Facing (and Fearing) by Dan Andrews
Greatness appeals to the future. If I can be firm enough to-day to do right, and scorn eyes, I must have done so much right before as to defend me now. Be it how it will, do right now. Always scorn appearances, and you always may. – Ralph Waldo Emerson
Trusting intuition and making decisions based on it is the most important activity of the creative artist and entrepreneur. If you are facing (and fearing) a difficult life decision, ask yourself these three questions:
1) “What are the costs of inaction?” I find it can be helpful to fight fear with fear. Fears of acting are easily and immediately articulated by our “lizard brains” (thanks Seth) e.g. what if I fail? what if I look stupid? If you systematically and clearly list the main costs of inaction, they will generally overshadow your immediate fears.

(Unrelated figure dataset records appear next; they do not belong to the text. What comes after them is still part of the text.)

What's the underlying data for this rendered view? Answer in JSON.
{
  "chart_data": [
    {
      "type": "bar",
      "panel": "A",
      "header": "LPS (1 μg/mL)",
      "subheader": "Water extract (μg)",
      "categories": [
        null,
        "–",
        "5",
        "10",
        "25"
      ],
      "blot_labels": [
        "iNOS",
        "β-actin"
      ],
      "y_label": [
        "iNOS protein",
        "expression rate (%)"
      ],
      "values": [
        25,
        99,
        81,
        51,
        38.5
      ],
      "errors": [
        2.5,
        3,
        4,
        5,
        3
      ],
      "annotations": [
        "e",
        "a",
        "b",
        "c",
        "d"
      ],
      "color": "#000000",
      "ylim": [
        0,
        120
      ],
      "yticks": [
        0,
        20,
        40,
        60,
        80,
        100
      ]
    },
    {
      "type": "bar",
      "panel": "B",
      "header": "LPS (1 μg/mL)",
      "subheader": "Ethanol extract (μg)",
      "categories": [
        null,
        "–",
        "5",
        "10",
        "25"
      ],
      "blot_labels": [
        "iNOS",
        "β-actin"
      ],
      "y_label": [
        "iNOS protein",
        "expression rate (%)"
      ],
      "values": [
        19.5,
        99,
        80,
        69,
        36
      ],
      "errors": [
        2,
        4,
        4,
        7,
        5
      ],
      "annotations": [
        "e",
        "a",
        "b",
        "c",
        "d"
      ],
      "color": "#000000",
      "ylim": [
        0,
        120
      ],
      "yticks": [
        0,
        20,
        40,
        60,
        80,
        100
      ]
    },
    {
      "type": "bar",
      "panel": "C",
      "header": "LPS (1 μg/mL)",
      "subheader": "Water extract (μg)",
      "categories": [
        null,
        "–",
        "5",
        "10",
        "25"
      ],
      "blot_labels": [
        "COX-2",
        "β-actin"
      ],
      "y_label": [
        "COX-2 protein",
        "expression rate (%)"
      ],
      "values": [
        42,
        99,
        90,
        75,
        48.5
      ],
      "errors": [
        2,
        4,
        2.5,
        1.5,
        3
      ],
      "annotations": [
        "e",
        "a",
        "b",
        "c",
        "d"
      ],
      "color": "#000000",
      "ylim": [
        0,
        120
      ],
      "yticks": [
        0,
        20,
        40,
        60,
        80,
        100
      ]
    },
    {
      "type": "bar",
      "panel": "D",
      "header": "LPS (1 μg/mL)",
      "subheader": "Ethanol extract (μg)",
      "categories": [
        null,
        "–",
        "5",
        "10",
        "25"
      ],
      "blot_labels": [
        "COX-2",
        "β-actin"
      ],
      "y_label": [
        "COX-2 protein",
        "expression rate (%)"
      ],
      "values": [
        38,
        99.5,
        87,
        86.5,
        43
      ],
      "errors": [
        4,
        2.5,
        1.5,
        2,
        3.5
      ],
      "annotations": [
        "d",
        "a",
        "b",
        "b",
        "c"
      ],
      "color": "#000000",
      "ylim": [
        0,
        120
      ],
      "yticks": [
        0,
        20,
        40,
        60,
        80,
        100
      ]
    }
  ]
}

2) “What kind of person do I want to be?” I’ve found this question to be extremely useful. I admire people who act bravely and decisively. I know the only way to join their ranks is to face decisions that scare me. By seeing my actions as a path to becoming something I admire, I am more likely to act and make the tough calls.

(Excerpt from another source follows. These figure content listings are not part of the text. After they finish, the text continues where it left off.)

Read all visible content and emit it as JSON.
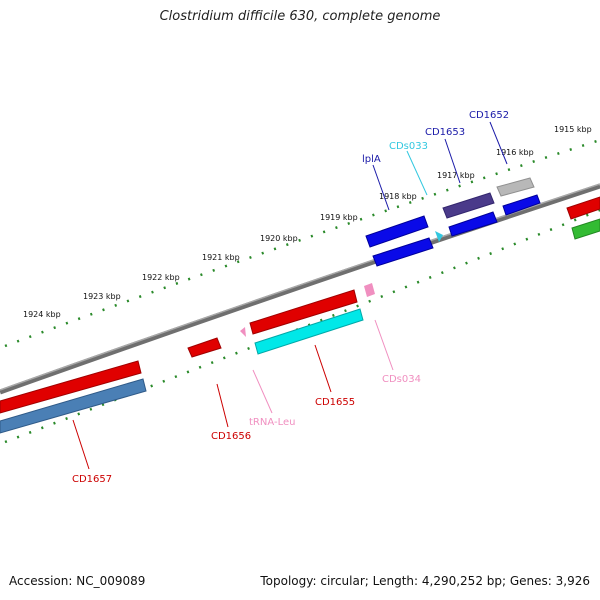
{
  "title": "Clostridium difficile 630, complete genome",
  "footer": {
    "accession": "Accession: NC_009089",
    "topology": "Topology: circular; Length: 4,290,252 bp; Genes: 3,926"
  },
  "scale_labels": [
    "1915 kbp",
    "1916 kbp",
    "1917 kbp",
    "1918 kbp",
    "1919 kbp",
    "1920 kbp",
    "1921 kbp",
    "1922 kbp",
    "1923 kbp",
    "1924 kbp"
  ],
  "gene_labels": [
    {
      "name": "CD1652",
      "color": "#1a1aa8"
    },
    {
      "name": "CD1653",
      "color": "#1a1aa8"
    },
    {
      "name": "CDs033",
      "color": "#33c8e0"
    },
    {
      "name": "lplA",
      "color": "#1a1aa8"
    },
    {
      "name": "CD1655",
      "color": "#cc0000"
    },
    {
      "name": "CDs034",
      "color": "#f08fc0"
    },
    {
      "name": "tRNA-Leu",
      "color": "#f08fc0"
    },
    {
      "name": "CD1656",
      "color": "#cc0000"
    },
    {
      "name": "CD1657",
      "color": "#cc0000"
    }
  ],
  "colors": {
    "backbone": "#8a8a8a",
    "ticks": "#2a8a2a",
    "red_gene": "#e00000",
    "blue_gene": "#0a0ae8",
    "cyan_gene": "#00e8e8",
    "steel_gene": "#4a7fb5",
    "grey_gene": "#b0b0b0",
    "navy_gene": "#4a3a8a",
    "green_gene": "#33bb33",
    "pink_rna": "#f08fc0"
  }
}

3) “In the event of failure, could I generate an alterative positive outcome?” Imagine yourself failing to an extreme. What could you learn or do in that situation to make it a positive experience? We are generally so committed to the results we seek at the outset of a task or project that we forget about all the incredible value and experience that comes from engaging the world proactively, learning, and improving our circumstances as we go along.

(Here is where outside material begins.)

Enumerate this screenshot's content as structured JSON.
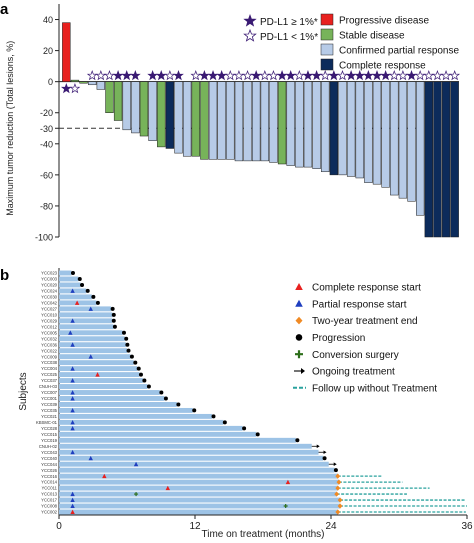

1. The costs of inaction are:
- spending my days working for someone else on their terms
- spending at least 40 hours away from my family and my home
- never realizing my dream of becoming a published author
- never realizing my dream of working for myself
- wasting the best years of my life, only to retire when I’m too old to enjoy myself
2. I want to be a loving wife and mother. I want to change and touch lives by helping others use their words to the best of their abilities. I want to achieve that zen-like quality that some of my favorite people seem to exude so easily.
3. To be totally honest, I’m not sure at this juncture. I do realize that it was my barrier to affordable tutoring that prevented me from becoming a veterinarian, and at the time I was so paralyzed by the fear of failure and the lack of backup planning that I couldn’t imagine what else to do with my career. I took a career class to help me determine what else I could and would like to do with my life and discovered that I was “suited” to become a technical writer. I latched onto the idea of becoming a writer and pursued a degree in English. After graduating, I’ve mostly worked in an administrative capacity, so I know I’ll always have that backup plan waiting for me. However, I know I can learn a lot from my students and clients, and I’m very open to their stories and experiences. I know I have an advocate in me, and I’m sure I could potentially do something related to advocacy — and I’m sure I could do that for myself, as in being my own boss.